And there stood her smart turnout. What an escape from verb grammar and percentage arithmetic and my growing inferiority complex! From that time she never lagged in her determination to help me conquer my problem by taking me away from it. She apparently took real pleasure in showing me the country. Never a week that we did not go somewhere: Into town for the theater—the first time I saw Mary Anderson, then the most beloved actress as well as the most beautiful woman in the country, was in Youngstown in “Pygmalion”; to big farms with great flocks of blooded sheep and horses and ponies; to coal mines and iron mills; to little old towns and run-down settlements skipped, like Poland, by the invasion of industry.

Clara peopled all these various places with the unadorned realistic tales of living and dead men and women. She had been born and had grown up in Mahoning County. She had a widely scattered family connection, but most important was her genuine interest in all human beings and theirs in her. She was a perfect listener, never prying. People liked to talk to her; she never forgot, related things, judged shrewdly and kindly, with the result that she had in her mind a map of the human life of the country, quite as reliable as a road map—a map in warm humorous colors.

Years later I realized that in those two years in Poland I had had under my eyes a vivid picture of what happens to the farmer, his home, his town, his children when industry invades his land.

This Mahoning country had been so rich, so apparently stable. The men and women so loved what they and their forebears had done that they yielded slowly to the coal miner and the mill man, but they were giving way in the eighties. The furnace was in the back yard of the fine old houses with their ample barns; and the shaft of the coal mine, in the richest meadows. The effort to reconcile the two was making, but industry was conquering: the destruction of beauty, the breaking down of standards of conduct, the growth of the love of money for money’s sake, the grist of social problems facing the countryside from the inflow of foreigners and the instability of work—all this was written for him who could read. I could not read then, but I gathered a few impressions which I realize now helped shape my future interests and thinking.

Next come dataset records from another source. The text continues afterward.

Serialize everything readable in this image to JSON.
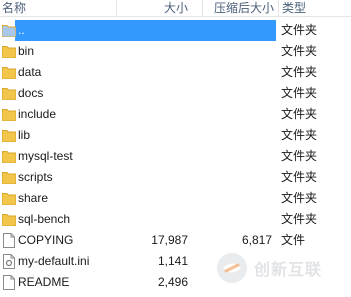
{
  "header": {
    "name": "名称",
    "size": "大小",
    "compressed": "压缩后大小",
    "type": "类型"
  },
  "rows": [
    {
      "name": "..",
      "size": "",
      "compressed": "",
      "type": "文件夹",
      "icon": "folder-up-icon",
      "selected": true
    },
    {
      "name": "bin",
      "size": "",
      "compressed": "",
      "type": "文件夹",
      "icon": "folder-icon"
    },
    {
      "name": "data",
      "size": "",
      "compressed": "",
      "type": "文件夹",
      "icon": "folder-icon"
    },
    {
      "name": "docs",
      "size": "",
      "compressed": "",
      "type": "文件夹",
      "icon": "folder-icon"
    },
    {
      "name": "include",
      "size": "",
      "compressed": "",
      "type": "文件夹",
      "icon": "folder-icon"
    },
    {
      "name": "lib",
      "size": "",
      "compressed": "",
      "type": "文件夹",
      "icon": "folder-icon"
    },
    {
      "name": "mysql-test",
      "size": "",
      "compressed": "",
      "type": "文件夹",
      "icon": "folder-icon"
    },
    {
      "name": "scripts",
      "size": "",
      "compressed": "",
      "type": "文件夹",
      "icon": "folder-icon"
    },
    {
      "name": "share",
      "size": "",
      "compressed": "",
      "type": "文件夹",
      "icon": "folder-icon"
    },
    {
      "name": "sql-bench",
      "size": "",
      "compressed": "",
      "type": "文件夹",
      "icon": "folder-icon"
    },
    {
      "name": "COPYING",
      "size": "17,987",
      "compressed": "6,817",
      "type": "文件",
      "icon": "file-icon"
    },
    {
      "name": "my-default.ini",
      "size": "1,141",
      "compressed": "",
      "type": "",
      "icon": "ini-file-icon"
    },
    {
      "name": "README",
      "size": "2,496",
      "compressed": "",
      "type": "",
      "icon": "file-icon"
    }
  ],
  "watermark": {
    "text": "创新互联"
  },
  "colors": {
    "selection": "#3399ff",
    "folder": "#f2c54b",
    "header_text": "#4c607a"
  }
}
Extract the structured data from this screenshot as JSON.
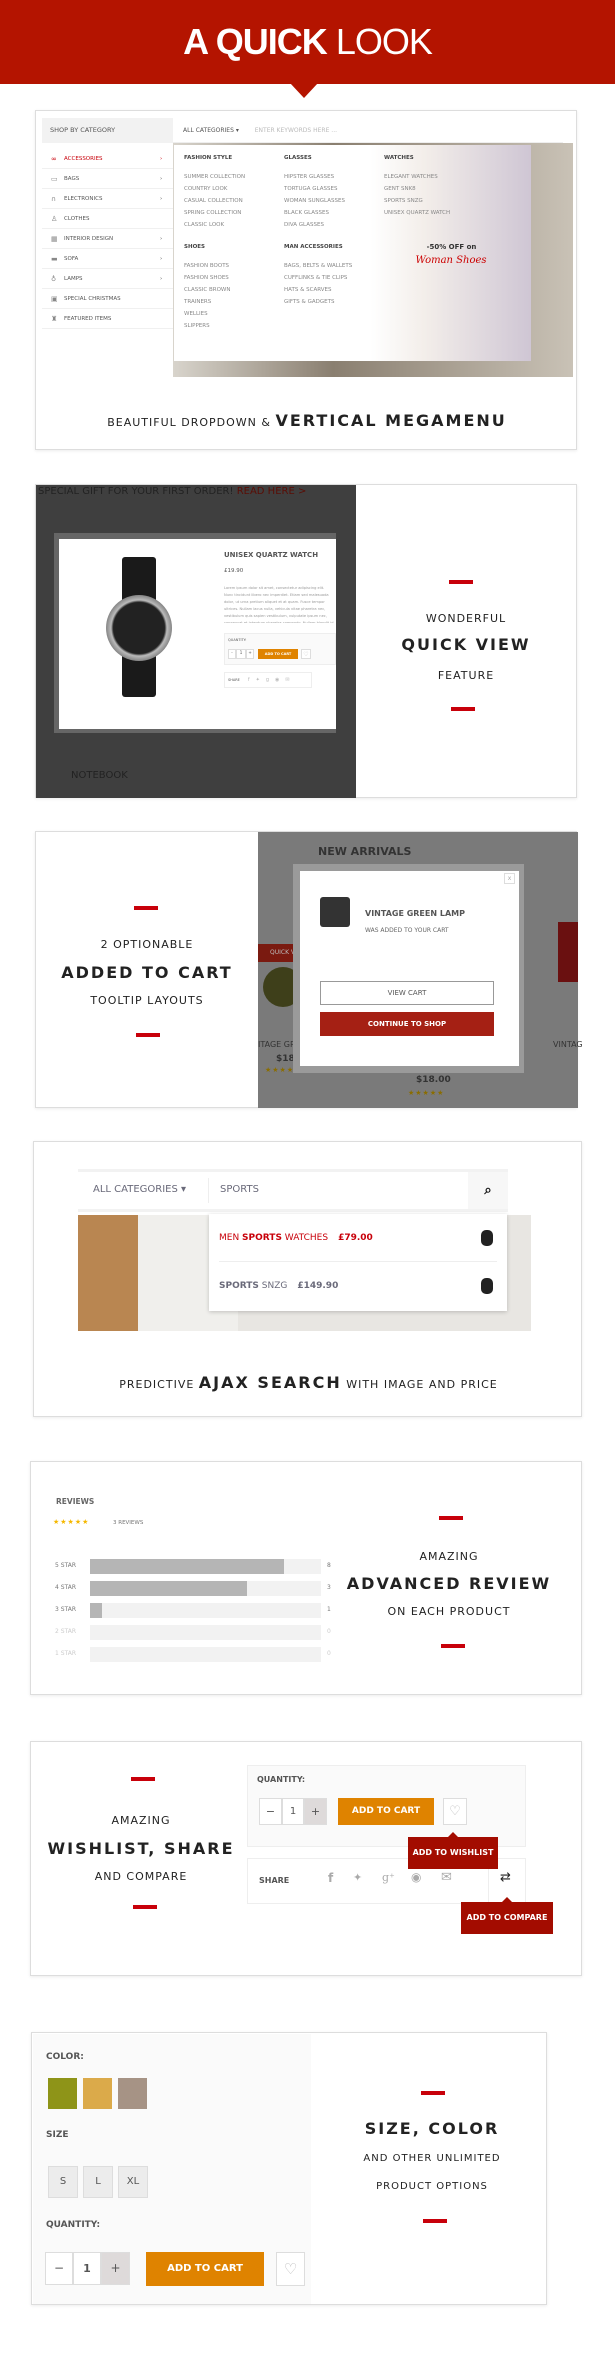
{
  "header": {
    "title_bold": "A QUICK",
    "title_light": "LOOK"
  },
  "colors": {
    "brand_red": "#b41400",
    "accent_red": "#c8000a",
    "orange": "#df8300",
    "tooltip_red": "#a30c00"
  },
  "megamenu": {
    "shop_by_category": "SHOP BY CATEGORY",
    "all_categories": "ALL CATEGORIES",
    "search_placeholder": "ENTER KEYWORDS HERE ...",
    "categories": [
      {
        "label": "ACCESSORIES",
        "icon": "glasses-icon",
        "arrow": true,
        "active": true
      },
      {
        "label": "BAGS",
        "icon": "bag-icon",
        "arrow": true
      },
      {
        "label": "ELECTRONICS",
        "icon": "headphones-icon",
        "arrow": true
      },
      {
        "label": "CLOTHES",
        "icon": "shirt-icon",
        "arrow": false
      },
      {
        "label": "INTERIOR DESIGN",
        "icon": "interior-icon",
        "arrow": true
      },
      {
        "label": "SOFA",
        "icon": "sofa-icon",
        "arrow": true
      },
      {
        "label": "LAMPS",
        "icon": "lamp-icon",
        "arrow": true
      },
      {
        "label": "SPECIAL CHRISTMAS",
        "icon": "gift-icon",
        "arrow": false
      },
      {
        "label": "FEATURED ITEMS",
        "icon": "trophy-icon",
        "arrow": false
      }
    ],
    "columns": [
      {
        "title": "FASHION STYLE",
        "items": [
          "SUMMER COLLECTION",
          "COUNTRY LOOK",
          "CASUAL COLLECTION",
          "SPRING COLLECTION",
          "CLASSIC LOOK"
        ]
      },
      {
        "title": "GLASSES",
        "items": [
          "HIPSTER GLASSES",
          "TORTUGA GLASSES",
          "WOMAN SUNGLASSES",
          "BLACK GLASSES",
          "DIVA GLASSES"
        ]
      },
      {
        "title": "WATCHES",
        "items": [
          "ELEGANT WATCHES",
          "GENT SNK8",
          "SPORTS SNZG",
          "UNISEX QUARTZ WATCH"
        ]
      },
      {
        "title": "SHOES",
        "items": [
          "FASHION BOOTS",
          "FASHION SHOES",
          "CLASSIC BROWN",
          "TRAINERS",
          "WELLIES",
          "SLIPPERS"
        ]
      },
      {
        "title": "MAN ACCESSORIES",
        "items": [
          "BAGS, BELTS & WALLETS",
          "CUFFLINKS & TIE CLIPS",
          "HATS & SCARVES",
          "GIFTS & GADGETS"
        ]
      }
    ],
    "promo_line1": "-50% OFF on",
    "promo_line2": "Woman Shoes",
    "caption_light": "BEAUTIFUL DROPDOWN &",
    "caption_bold": "VERTICAL MEGAMENU"
  },
  "quickview": {
    "topbar": "SPECIAL GIFT FOR YOUR FIRST ORDER!",
    "topbar_link": "READ HERE >",
    "bg_item": "NOTEBOOK",
    "product_name": "UNISEX QUARTZ WATCH",
    "price": "£19.90",
    "description": "Lorem ipsum dolor sit amet, consectetur adipiscing elit. Nunc tincidunt libero nec imperdiet. Etiam sed malesuada dolor, ut urna pretium aliquet et at quam. Fusce tempor ultrices. Nullam lacus nulla, vehicula vitae pharetra nec, vestibulum quis sapien vestibulum, vulputate ipsum nec, consequat et interdum pharetra commodo. Nullam blandit id neque.",
    "quantity_label": "QUANTITY:",
    "qty": "1",
    "minus": "-",
    "plus": "+",
    "add_to_cart": "ADD TO CART",
    "share": "SHARE",
    "line1": "WONDERFUL",
    "line2": "QUICK VIEW",
    "line3": "FEATURE"
  },
  "addedcart": {
    "line1": "2 OPTIONABLE",
    "line2": "ADDED TO CART",
    "line3": "TOOLTIP LAYOUTS",
    "bg_title": "NEW ARRIVALS",
    "bg_quick": "QUICK VI",
    "bg_name1": "ITAGE GRE",
    "bg_price1": "$18.00",
    "bg_price2": "$18.00",
    "bg_name3": "VINTAG",
    "close": "x",
    "product": "VINTAGE GREEN LAMP",
    "message": "WAS ADDED TO YOUR CART",
    "view_cart": "VIEW CART",
    "continue": "CONTINUE TO SHOP"
  },
  "ajax": {
    "all_categories": "ALL CATEGORIES",
    "query": "SPORTS",
    "results": [
      {
        "name_pre": "MEN ",
        "name_bold": "SPORTS",
        "name_post": " WATCHES",
        "price": "£79.00",
        "highlight": true
      },
      {
        "name_pre": "",
        "name_bold": "SPORTS",
        "name_post": " SNZG",
        "price": "£149.90",
        "highlight": false
      }
    ],
    "caption_pre": "PREDICTIVE",
    "caption_bold": "AJAX SEARCH",
    "caption_post": "WITH IMAGE AND PRICE"
  },
  "reviews": {
    "title": "REVIEWS",
    "rating": 5,
    "count_label": "3 REVIEWS",
    "rows": [
      {
        "label": "5 STAR",
        "count": "8",
        "fill": 0.84
      },
      {
        "label": "4 STAR",
        "count": "3",
        "fill": 0.68
      },
      {
        "label": "3 STAR",
        "count": "1",
        "fill": 0.05
      },
      {
        "label": "2 STAR",
        "count": "0",
        "fill": 0
      },
      {
        "label": "1 STAR",
        "count": "0",
        "fill": 0
      }
    ],
    "line1": "AMAZING",
    "line2": "ADVANCED REVIEW",
    "line3": "ON EACH PRODUCT"
  },
  "wishlist": {
    "line1": "AMAZING",
    "line2": "WISHLIST, SHARE",
    "line3": "AND COMPARE",
    "quantity_label": "QUANTITY:",
    "qty": "1",
    "minus": "−",
    "plus": "+",
    "add_to_cart": "ADD TO CART",
    "share": "SHARE",
    "tip_wishlist": "ADD TO WISHLIST",
    "tip_compare": "ADD TO COMPARE"
  },
  "options": {
    "color_label": "COLOR:",
    "swatches": [
      "#8e9418",
      "#dbaa4a",
      "#a69385"
    ],
    "size_label": "SIZE",
    "sizes": [
      "S",
      "L",
      "XL"
    ],
    "quantity_label": "QUANTITY:",
    "qty": "1",
    "minus": "−",
    "plus": "+",
    "add_to_cart": "ADD TO CART",
    "line1": "SIZE, COLOR",
    "line2": "AND OTHER UNLIMITED",
    "line3": "PRODUCT OPTIONS"
  }
}
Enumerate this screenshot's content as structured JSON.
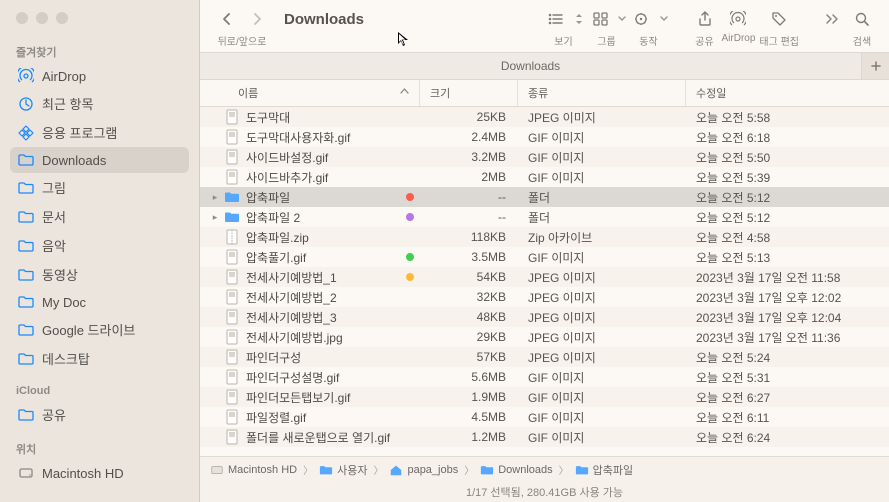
{
  "sidebar": {
    "sections": [
      {
        "title": "즐겨찾기",
        "items": [
          {
            "label": "AirDrop",
            "icon": "airdrop",
            "active": false
          },
          {
            "label": "최근 항목",
            "icon": "clock",
            "active": false
          },
          {
            "label": "응용 프로그램",
            "icon": "apps",
            "active": false
          },
          {
            "label": "Downloads",
            "icon": "folder",
            "active": true
          },
          {
            "label": "그림",
            "icon": "folder",
            "active": false
          },
          {
            "label": "문서",
            "icon": "folder",
            "active": false
          },
          {
            "label": "음악",
            "icon": "folder",
            "active": false
          },
          {
            "label": "동영상",
            "icon": "folder",
            "active": false
          },
          {
            "label": "My Doc",
            "icon": "folder",
            "active": false
          },
          {
            "label": "Google 드라이브",
            "icon": "folder",
            "active": false
          },
          {
            "label": "데스크탑",
            "icon": "folder",
            "active": false
          }
        ]
      },
      {
        "title": "iCloud",
        "items": [
          {
            "label": "공유",
            "icon": "folder",
            "active": false
          }
        ]
      },
      {
        "title": "위치",
        "items": [
          {
            "label": "Macintosh HD",
            "icon": "disk",
            "active": false
          }
        ]
      }
    ]
  },
  "toolbar": {
    "back_forward_label": "뒤로/앞으로",
    "title": "Downloads",
    "view_label": "보기",
    "group_label": "그룹",
    "action_label": "동작",
    "share_label": "공유",
    "airdrop_label": "AirDrop",
    "tagedit_label": "태그 편집",
    "search_label": "검색"
  },
  "tabs": {
    "current": "Downloads"
  },
  "columns": {
    "name": "이름",
    "size": "크기",
    "kind": "종류",
    "date": "수정일"
  },
  "rows": [
    {
      "name": "도구막대",
      "icon": "img",
      "size": "25KB",
      "kind": "JPEG 이미지",
      "date": "오늘 오전 5:58"
    },
    {
      "name": "도구막대사용자화.gif",
      "icon": "img",
      "size": "2.4MB",
      "kind": "GIF 이미지",
      "date": "오늘 오전 6:18"
    },
    {
      "name": "사이드바설정.gif",
      "icon": "img",
      "size": "3.2MB",
      "kind": "GIF 이미지",
      "date": "오늘 오전 5:50"
    },
    {
      "name": "사이드바추가.gif",
      "icon": "img",
      "size": "2MB",
      "kind": "GIF 이미지",
      "date": "오늘 오전 5:39"
    },
    {
      "name": "압축파일",
      "icon": "folder",
      "disclose": true,
      "selected": true,
      "tag": "#ff5c4d",
      "size": "--",
      "kind": "폴더",
      "date": "오늘 오전 5:12"
    },
    {
      "name": "압축파일 2",
      "icon": "folder",
      "disclose": true,
      "tag": "#b678e6",
      "size": "--",
      "kind": "폴더",
      "date": "오늘 오전 5:12"
    },
    {
      "name": "압축파일.zip",
      "icon": "zip",
      "size": "118KB",
      "kind": "Zip 아카이브",
      "date": "오늘 오전 4:58"
    },
    {
      "name": "압축풀기.gif",
      "icon": "img",
      "tag": "#40cf50",
      "size": "3.5MB",
      "kind": "GIF 이미지",
      "date": "오늘 오전 5:13"
    },
    {
      "name": "전세사기예방법_1",
      "icon": "img",
      "tag": "#ffb938",
      "size": "54KB",
      "kind": "JPEG 이미지",
      "date": "2023년 3월 17일 오전 11:58"
    },
    {
      "name": "전세사기예방법_2",
      "icon": "img",
      "size": "32KB",
      "kind": "JPEG 이미지",
      "date": "2023년 3월 17일 오후 12:02"
    },
    {
      "name": "전세사기예방법_3",
      "icon": "img",
      "size": "48KB",
      "kind": "JPEG 이미지",
      "date": "2023년 3월 17일 오후 12:04"
    },
    {
      "name": "전세사기예방법.jpg",
      "icon": "img",
      "size": "29KB",
      "kind": "JPEG 이미지",
      "date": "2023년 3월 17일 오전 11:36"
    },
    {
      "name": "파인더구성",
      "icon": "img",
      "size": "57KB",
      "kind": "JPEG 이미지",
      "date": "오늘 오전 5:24"
    },
    {
      "name": "파인더구성설명.gif",
      "icon": "img",
      "size": "5.6MB",
      "kind": "GIF 이미지",
      "date": "오늘 오전 5:31"
    },
    {
      "name": "파인더모든탭보기.gif",
      "icon": "img",
      "size": "1.9MB",
      "kind": "GIF 이미지",
      "date": "오늘 오전 6:27"
    },
    {
      "name": "파일정렬.gif",
      "icon": "img",
      "size": "4.5MB",
      "kind": "GIF 이미지",
      "date": "오늘 오전 6:11"
    },
    {
      "name": "폴더를 새로운탭으로 열기.gif",
      "icon": "img",
      "size": "1.2MB",
      "kind": "GIF 이미지",
      "date": "오늘 오전 6:24"
    }
  ],
  "path": [
    {
      "label": "Macintosh HD",
      "icon": "disk"
    },
    {
      "label": "사용자",
      "icon": "folder"
    },
    {
      "label": "papa_jobs",
      "icon": "home"
    },
    {
      "label": "Downloads",
      "icon": "folder"
    },
    {
      "label": "압축파일",
      "icon": "folder"
    }
  ],
  "status": "1/17 선택됨, 280.41GB 사용 가능"
}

It was on these long drives I first learned that not cities alone but all communities have dregs, slums. Strange that it should be in such a place as Poland, but here it was—a disreputable fringe where a group of men and women had long been living together with or without marriage. You heard strange tales of incest and lust, of complete moral and social irresponsibility, and they were having a scandalously jolly time of it. Why I was not more shocked, I do not know; probably because incest and lust were almost unknown words to me in those days.

And there were indelible impressions of the industrial world. When we drove into Youngstown, ten miles away, we passed between iron furnaces lying along the Mahoning River. After the long depression of the seventies they were again busy, and into the valley were coming hundreds and hundreds of foreigners brought from Europe by the news that there was once again work in the United States. It was in passing through the very heart of this furnace district one night returning from the theater that I first learned of the terrible dangers that lie in the smelting of ore. A furnace had burst; men had been trapped by the molten metal, and their charred remains were being carried across the road. Unforgettable horror.

And it was on one of these chance drives that I first saw what women can do in moments of frenzied protest against situations which they cannot control, first had my faith challenged in the universally peaceful nature of my sex. I learned the meaning of Maenads, Furies, as we came upon a maddened, threatening crowd rushing towards the offices of the mills which had been shut down without warning. It was led by big robust shrieking women, their hair flying, their clothes disheveled. It was a look into a world of which I knew nothing, but like the charred bodies carried across the road as I rode from the theater it was an unforgettable thing.

There were other introductions to the industrial world less horrifying. It was while in Poland that I first went into a coal mine—a deep old-fashioned coal mine, a subsidiary to a farm. Under some of these great farms with their blooded sheep, their fine orchards and fields, their horses and ponies, coal had been found. And it was being mined as a side line of the farm, a new kind of crop. Near the head of the shaft were little houses for the miners; and when dull times came and the mine was shut down the farmers took on their care. There was a slaughter of an immense number of pigs, the putting down of barrels of pork, the smoking of an incredible number of hams, the making of sausages and headcheese.

“But why, why all this?” I asked.

“Oh,” said my hostess, “mining is unstable business. When there are long shutdowns we must help the miners out, see that they have food.”